Ordering the y-axis values in a dotplot

Hi, I’m trying to make a “dotplot”, e.g. see here, with Plots.jl. It mostly works, but I would like to order the categorical values that are shown on the y-axis.

Here is what I have so far,

newplot%20(9)

It is produced by

@df d2d scatter(:when, :volume, xrotation=30, markersize=4, markeralpha=0.01, legend=nothing, group=:mover)

:volume is a categorical column. I have sorted the levels, …

> levels(d2d[:volume])
14-element Array{String,1}:
 "VPD430(GM2)"
 "VPD434(GM2)"
 "VPD435(GM2)"
 "VPD436(GM2)"
 "VPD440(GM2)"
 "VPD441(GM2)"
 "VPD442(GM2)"
...

But the plot does not honor this sorting. I even sorted the whole DataFrame by :volume and that didn’t change the ordering of the values on the y-axis. Does anyone know how to order the categorical values on the y-axis? Thanks! – Adam

An easy way to do it would be to replace :volume with a number specifying the y location, then override yticks to show the names, e.g. scatter(:when, :numvolume, ticks = (1:14, levels(:volume)). But agreed it would make sense if StatPlots would respect the level-order of ordered categorical columns.

1 Like

Thanks! Along what you suggested, this works nicely (though is very verbose)…

@df d2d scatter(:when, d2d[:volume].refs, ticks=(1:length(levels(:volume)), levels(:volume)), xrotation=30, markersize=4, markeralpha=0.01, group=:mover)

I wonder if it is an issue with categorical arrays or with @df (see discussion here).

Does

scatter(d2d[:when], d2d[:volume])

produce the correct order?

Doesn’t look good…

> scatter(d2d[:when], d2d[:volume])
No user recipe defined for CategoricalArrays.CategoricalString{UInt32}

Looks like a bug, ideally we should support any AbstractArray, could you open an issue at Plots.jl repository?

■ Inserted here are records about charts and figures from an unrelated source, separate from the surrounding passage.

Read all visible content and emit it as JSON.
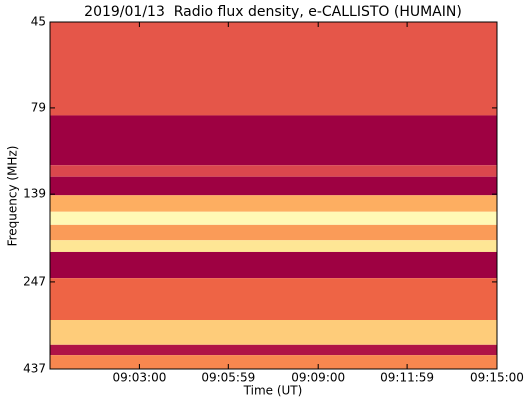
{
  "chart_data": {
    "type": "heatmap",
    "title": "2019/01/13  Radio flux density, e-CALLISTO (HUMAIN)",
    "xlabel": "Time (UT)",
    "ylabel": "Frequency (MHz)",
    "xlim": [
      32400,
      33300
    ],
    "xticks": [
      {
        "value": 32580,
        "label": "09:03:00"
      },
      {
        "value": 32759,
        "label": "09:05:59"
      },
      {
        "value": 32940,
        "label": "09:09:00"
      },
      {
        "value": 33119,
        "label": "09:11:59"
      },
      {
        "value": 33300,
        "label": "09:15:00"
      }
    ],
    "ylim": [
      45,
      437
    ],
    "yticks": [
      45,
      79,
      139,
      247,
      437
    ],
    "ylog": true,
    "yinverted": true,
    "colormap": [
      "#9e0142",
      "#d53e4f",
      "#f46d43",
      "#fdae61",
      "#fee08b",
      "#ffffbf",
      "#e6f598"
    ],
    "bands": [
      {
        "range": [
          45,
          83
        ],
        "value": 0.25
      },
      {
        "range": [
          83,
          115
        ],
        "value": 0.0
      },
      {
        "range": [
          115,
          124
        ],
        "value": 0.2
      },
      {
        "range": [
          124,
          140
        ],
        "value": 0.0
      },
      {
        "range": [
          140,
          156
        ],
        "value": 0.5
      },
      {
        "range": [
          156,
          170
        ],
        "value": 0.8
      },
      {
        "range": [
          170,
          188
        ],
        "value": 0.45
      },
      {
        "range": [
          188,
          203
        ],
        "value": 0.7
      },
      {
        "range": [
          203,
          241
        ],
        "value": 0.0
      },
      {
        "range": [
          241,
          317
        ],
        "value": 0.3
      },
      {
        "range": [
          317,
          373
        ],
        "value": 0.6
      },
      {
        "range": [
          373,
          399
        ],
        "value": 0.05
      },
      {
        "range": [
          399,
          437
        ],
        "value": 0.4
      }
    ]
  }
}
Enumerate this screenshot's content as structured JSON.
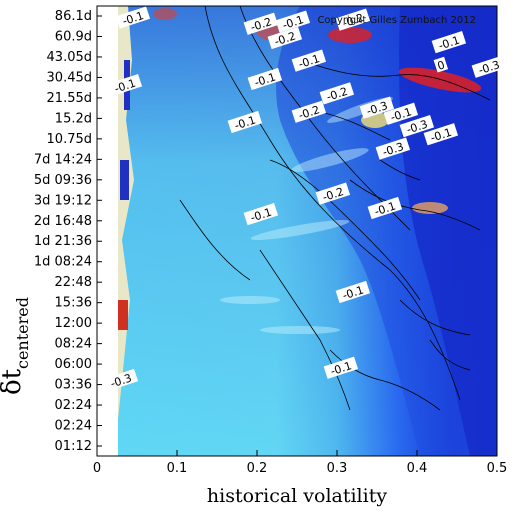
{
  "chart_data": {
    "type": "heatmap",
    "title": "",
    "xlabel": "historical volatility",
    "ylabel": "δt",
    "ylabel_sub": "centered",
    "xlim": [
      0,
      0.5
    ],
    "x_ticks": [
      0,
      0.1,
      0.2,
      0.3,
      0.4,
      0.5
    ],
    "x_tick_labels": [
      "0",
      "0.1",
      "0.2",
      "0.3",
      "0.4",
      "0.5"
    ],
    "y_tick_labels": [
      "01:12",
      "02:24",
      "02:24",
      "03:36",
      "06:00",
      "08:24",
      "12:00",
      "15:36",
      "22:48",
      "1d 08:24",
      "1d 21:36",
      "2d 16:48",
      "3d 19:12",
      "5d 09:36",
      "7d 14:24",
      "10.75d",
      "15.2d",
      "21.55d",
      "30.45d",
      "43.05d",
      "60.9d",
      "86.1d"
    ],
    "copyright": "Copyright Gilles Zumbach 2012",
    "colors": {
      "low": "#1428c8",
      "mid_low": "#2a6cf0",
      "neutral": "#5fd8f5",
      "light": "#c8f4ff",
      "mid_high": "#e8d87a",
      "high": "#e02020"
    },
    "contour_labels": [
      {
        "text": "-0.2",
        "x": 0.205,
        "y": 20.6
      },
      {
        "text": "-0.1",
        "x": 0.245,
        "y": 20.7
      },
      {
        "text": "-0.2",
        "x": 0.32,
        "y": 20.8
      },
      {
        "text": "-0.2",
        "x": 0.235,
        "y": 19.9
      },
      {
        "text": "-0.1",
        "x": 0.265,
        "y": 18.8
      },
      {
        "text": "-0.1",
        "x": 0.21,
        "y": 17.9
      },
      {
        "text": "-0.2",
        "x": 0.3,
        "y": 17.2
      },
      {
        "text": "-0.1",
        "x": 0.38,
        "y": 16.2
      },
      {
        "text": "-0.3",
        "x": 0.35,
        "y": 16.5
      },
      {
        "text": "-0.2",
        "x": 0.265,
        "y": 16.3
      },
      {
        "text": "-0.1",
        "x": 0.185,
        "y": 15.8
      },
      {
        "text": "-0.3",
        "x": 0.4,
        "y": 15.6
      },
      {
        "text": "-0.1",
        "x": 0.43,
        "y": 15.2
      },
      {
        "text": "-0.3",
        "x": 0.37,
        "y": 14.5
      },
      {
        "text": "-0.2",
        "x": 0.295,
        "y": 12.3
      },
      {
        "text": "-0.1",
        "x": 0.36,
        "y": 11.6
      },
      {
        "text": "-0.1",
        "x": 0.205,
        "y": 11.3
      },
      {
        "text": "-0.1",
        "x": 0.32,
        "y": 7.5
      },
      {
        "text": "-0.1",
        "x": 0.305,
        "y": 3.8
      },
      {
        "text": "-0.1",
        "x": 0.44,
        "y": 19.7
      },
      {
        "text": "-0.3",
        "x": 0.49,
        "y": 18.5
      },
      {
        "text": "0",
        "x": 0.43,
        "y": 18.6
      },
      {
        "text": "-0.3",
        "x": 0.03,
        "y": 3.2
      },
      {
        "text": "-0.1",
        "x": 0.035,
        "y": 17.6
      },
      {
        "text": "-0.1",
        "x": 0.045,
        "y": 20.9
      }
    ]
  }
}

julia> CategoricalArrays.CategoricalString{UInt32} <: AbstractArray
false

Ups, my bad, so the problem is not supporting the container type but supporting categorical values. In particular seems like we should allow categorical values in Plots using their own ordering. Not sure why the @df macro would work at all then, will investigate.

EDIT: actually at least in my hands it does not work:

julia> @df df scatter(:x, :x)
ERROR: No user recipe defined for CategoricalArrays.CategoricalValue{Int64,UInt32}

I wonder if this is something the @df macro should take care of or if it’s actually simpler to fix it in Plots (may be as simple as widening some method signatures to accept categorical values).

Would be best to fix in Plots IMHO. Maybe just having a type recipe on them? I guess the ordering means they need some special treatment. Essentially they should be treated more like symbols/strings in the code I guess.

1 Like

Yes, I think they should be treated like string and comparing with isless or sorting with sort will automatically give the correct order.